Now we know what the new middle market looks like. Christie’s “If I Live, I’ll See You Tuesday” sale had very strong sales buy mostly right on the estimates. Only one work failed to find a buyer and none of the works were big enough to send strong market signals in the regular evening sale. But the directional information on many younger artists, including Wade Guyton, gave Christie’s something that used to belong to Phillips, bragging rights on first auction sales.
Katya Kazakina gets out early with this quote from Christie’s CEO Steve Murphy:
“We are not in a bubble,” Murphy said. “The number of people around the world interested in acquiring art at all levels is exploding. There is a boom in clients in the 40- to 50-year-old age group.”
Gallerist’s Dan Duray paid attention to who was doing the bidding:
Most in attendance after the sale were talking about the impressive sums for two young artists having their first auction outings, Mr. Israel and Mr. Eisner. Mr. Israel saw bidding from the Nahmad family’s youngest member, Joe, and art adviser Alex Marshall, who was the underbidder, losing to a phone bidder who paid $1 million with premium for the work. (Mr. Eisner’s work, which like Mr. Israel’s was a painting reminiscent of a moody sky, went for $137,000 with premium.)
Brian Boucher gathered these comments for Art in America:
“The solidity was what shocked me,” said Miami collector Don Rubell after the auction. “There were no ups and downs.”

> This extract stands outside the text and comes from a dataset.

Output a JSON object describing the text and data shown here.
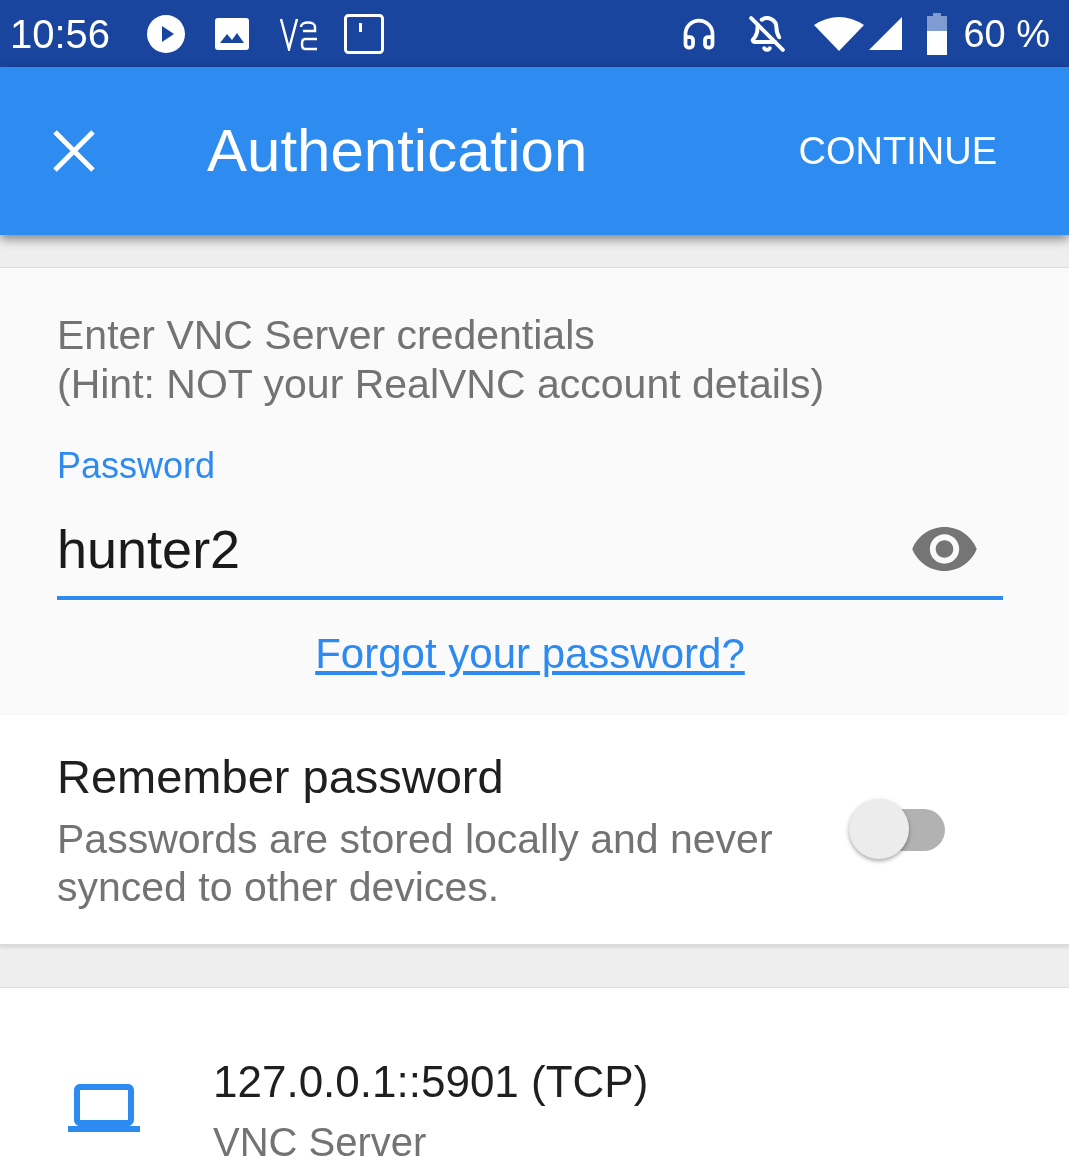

“It was very energetic, very strong, and very selective,” New York dealer Dominique Lévy told A.i.A. “The only lot that got carried away was a masterpiece—the Kippenberger. Bids were very well thought through.”

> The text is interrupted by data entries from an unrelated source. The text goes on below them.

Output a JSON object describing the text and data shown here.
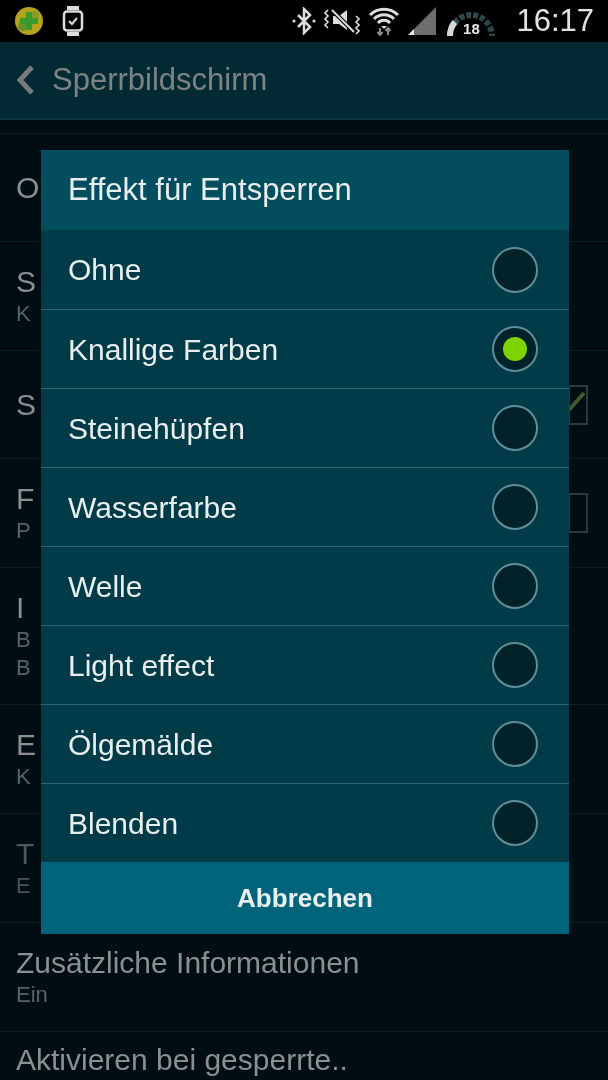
{
  "status_bar": {
    "gauge_reading": "18",
    "time": "16:17"
  },
  "header": {
    "title": "Sperrbildschirm"
  },
  "settings": [
    {
      "kind": "plain",
      "title": "O",
      "disabled": false
    },
    {
      "kind": "plain",
      "title": "S",
      "subtitle_lines": [
        "K"
      ],
      "disabled": false
    },
    {
      "kind": "checkbox",
      "title": "S",
      "checked": true,
      "disabled": false
    },
    {
      "kind": "checkbox",
      "title": "F",
      "subtitle_lines": [
        "P"
      ],
      "checked": false,
      "disabled": false
    },
    {
      "kind": "plain",
      "title": "I",
      "subtitle_lines": [
        "B",
        "B"
      ],
      "disabled": false
    },
    {
      "kind": "plain",
      "title": "E",
      "subtitle_lines": [
        "K"
      ],
      "disabled": false
    },
    {
      "kind": "plain",
      "title": "T",
      "subtitle_lines": [
        "E"
      ],
      "disabled": true
    },
    {
      "kind": "plain",
      "title": "Zusätzliche Informationen",
      "subtitle_lines": [
        "Ein"
      ],
      "disabled": false
    },
    {
      "kind": "plain",
      "title": "Aktivieren bei gesperrte..",
      "disabled": false
    }
  ],
  "dialog": {
    "title": "Effekt für Entsperren",
    "options": [
      {
        "label": "Ohne",
        "selected": false
      },
      {
        "label": "Knallige Farben",
        "selected": true
      },
      {
        "label": "Steinehüpfen",
        "selected": false
      },
      {
        "label": "Wasserfarbe",
        "selected": false
      },
      {
        "label": "Welle",
        "selected": false
      },
      {
        "label": "Light effect",
        "selected": false
      },
      {
        "label": "Ölgemälde",
        "selected": false
      },
      {
        "label": "Blenden",
        "selected": false
      }
    ],
    "button": "Abbrechen"
  }
}
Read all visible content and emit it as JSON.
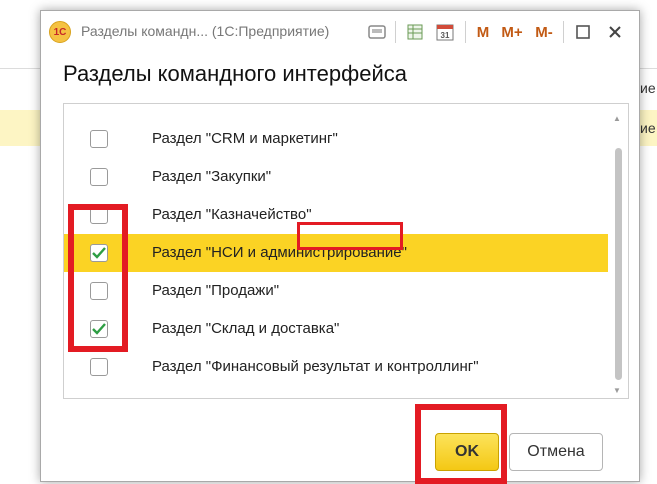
{
  "background": {
    "fragment_1": "ие",
    "fragment_2": "ие"
  },
  "titlebar": {
    "logo": "1C",
    "title": "Разделы командн... (1С:Предприятие)",
    "icons": [
      "save-icon",
      "table-icon",
      "calendar-icon"
    ],
    "memory_m": "M",
    "memory_mplus": "M+",
    "memory_mminus": "M-"
  },
  "dialog": {
    "heading": "Разделы командного интерфейса"
  },
  "sections": [
    {
      "label": "Раздел \"CRM и маркетинг\"",
      "checked": false,
      "selected": false
    },
    {
      "label": "Раздел \"Закупки\"",
      "checked": false,
      "selected": false
    },
    {
      "label": "Раздел \"Казначейство\"",
      "checked": false,
      "selected": false
    },
    {
      "label": "Раздел \"НСИ и администрирование\"",
      "checked": true,
      "selected": true
    },
    {
      "label": "Раздел \"Продажи\"",
      "checked": false,
      "selected": false
    },
    {
      "label": "Раздел \"Склад и доставка\"",
      "checked": true,
      "selected": false
    },
    {
      "label": "Раздел \"Финансовый результат и контроллинг\"",
      "checked": false,
      "selected": false
    }
  ],
  "buttons": {
    "ok": "OK",
    "cancel": "Отмена"
  },
  "colors": {
    "selection": "#fbd324",
    "check": "#2e9e44",
    "annotation": "#e31b23",
    "ok_button": "#f4c814"
  }
}
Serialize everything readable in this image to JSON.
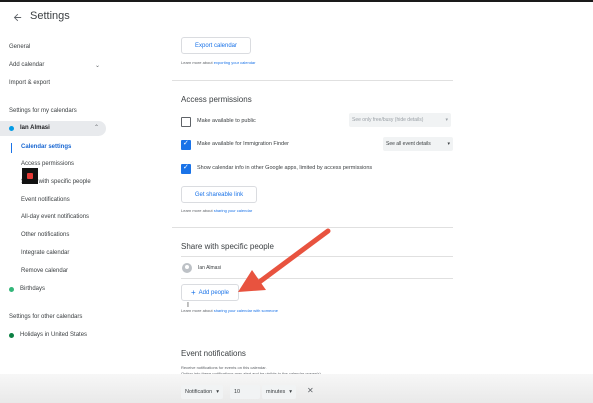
{
  "header": {
    "title": "Settings",
    "back_icon": "arrow-back-icon"
  },
  "sidebar": {
    "general": "General",
    "add_calendar": "Add calendar",
    "import_export": "Import & export",
    "my_calendars_heading": "Settings for my calendars",
    "selected_calendar": "Ian Almasi",
    "sub_items": [
      "Calendar settings",
      "Access permissions",
      "Share with specific people",
      "Event notifications",
      "All-day event notifications",
      "Other notifications",
      "Integrate calendar",
      "Remove calendar"
    ],
    "birthdays": "Birthdays",
    "other_calendars_heading": "Settings for other calendars",
    "holidays": "Holidays in United States",
    "colors": {
      "ian": "#039be5",
      "birthdays": "#33b679",
      "holidays": "#0b8043"
    }
  },
  "export": {
    "button": "Export calendar",
    "learn_prefix": "Learn more about ",
    "learn_link": "exporting your calendar"
  },
  "access": {
    "title": "Access permissions",
    "public_label": "Make available to public",
    "public_checked": false,
    "public_select": "See only free/busy (hide details)",
    "immigration_label": "Make available for Immigration Finder",
    "immigration_checked": true,
    "immigration_select": "See all event details",
    "show_info_label": "Show calendar info in other Google apps, limited by access permissions",
    "show_info_checked": true,
    "shareable_button": "Get shareable link",
    "learn_prefix": "Learn more about ",
    "learn_link": "sharing your calendar"
  },
  "share": {
    "title": "Share with specific people",
    "person": "Ian Almasi",
    "add_button": "Add people",
    "learn_prefix": "Learn more about ",
    "learn_link": "sharing your calendar with someone"
  },
  "notifications": {
    "title": "Event notifications",
    "desc1": "Receive notifications for events on this calendar.",
    "desc2": "Opting into these notifications may alert and be visible to the calendar owner(s)",
    "type": "Notification",
    "amount": "10",
    "unit": "minutes"
  },
  "accent": "#1a73e8",
  "annotation_color": "#e8533f"
}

“The estimates were not low,” said New York dealer Phillippe Ségalot. Referring to an atmosphere that was lively but not overly exuberant, he said, “The action was not crazy, because the estimates were already there.”
Amid the general tenor of celebration, Levin sounded a cautionary note.
“That was a bull market sale,” Levin told A.i.A. “But if you run with the bulls, when the market changes direction, you’re going to get rather badly gored.”
Carol Vogel did a particularly good job of identifying sellers and buyers:
“Nurse of Greenmeadow,” one of Mr. Prince’s nurse paintings based on a pulp romance novel, sold to another telephone bidder for $8.5 million, above its low $7 million estimate. François Pinault, Christie’s owner and a celebrated collector, was said by dealers familiar with his collection to be the seller of Koons’s “Aqualung,” a bronze cast of the scuba device, from 1985. Estimated to bring $9 million to $12 million, the Nahmad Gallery bought it for $11.6 million. The Nahmads tried to buy another work by Mr. Koons, a 1985 sculpture of two orange basketballs floating in a tank, but they lost to a telephone bidder who paid $6.9 million. […]
Peter Doig’s “Road House,” a 1991 landscape estimated to sell for $9.5 million to $11.5 million, brought $11.9 million. It was bought by identical female twins who declined to identify themselves but said they were buying it for family in Asia. The painting was said to have been sold by Noam Gottesman, the hedge fund manager.
Judd Tully searched for wisdom among the dealers and collectors:
As the crowd streamed out of Christie’s Rockefeller Center headquarters for a post happy hour dinner, storied octogenarian Chicago art collector Stefan Edlis was asked if there were any lessons learned from the brief evening sale.
“Buy low,” said Edlis, “sell high.” […]
“What happens,” questioned New York dealer Emmanuel Didonna as he joined the happy crowd of attendees waiting for limos and Uber cars immediately after the sale, “if none of this is guaranteed? That’s another question.” […]
After the brief evening, representing half of what Christie’s will be offering on Tuesday, market-making dealer Alberto Mugrabi posited, “Richard Prince is the most important living artist in America.”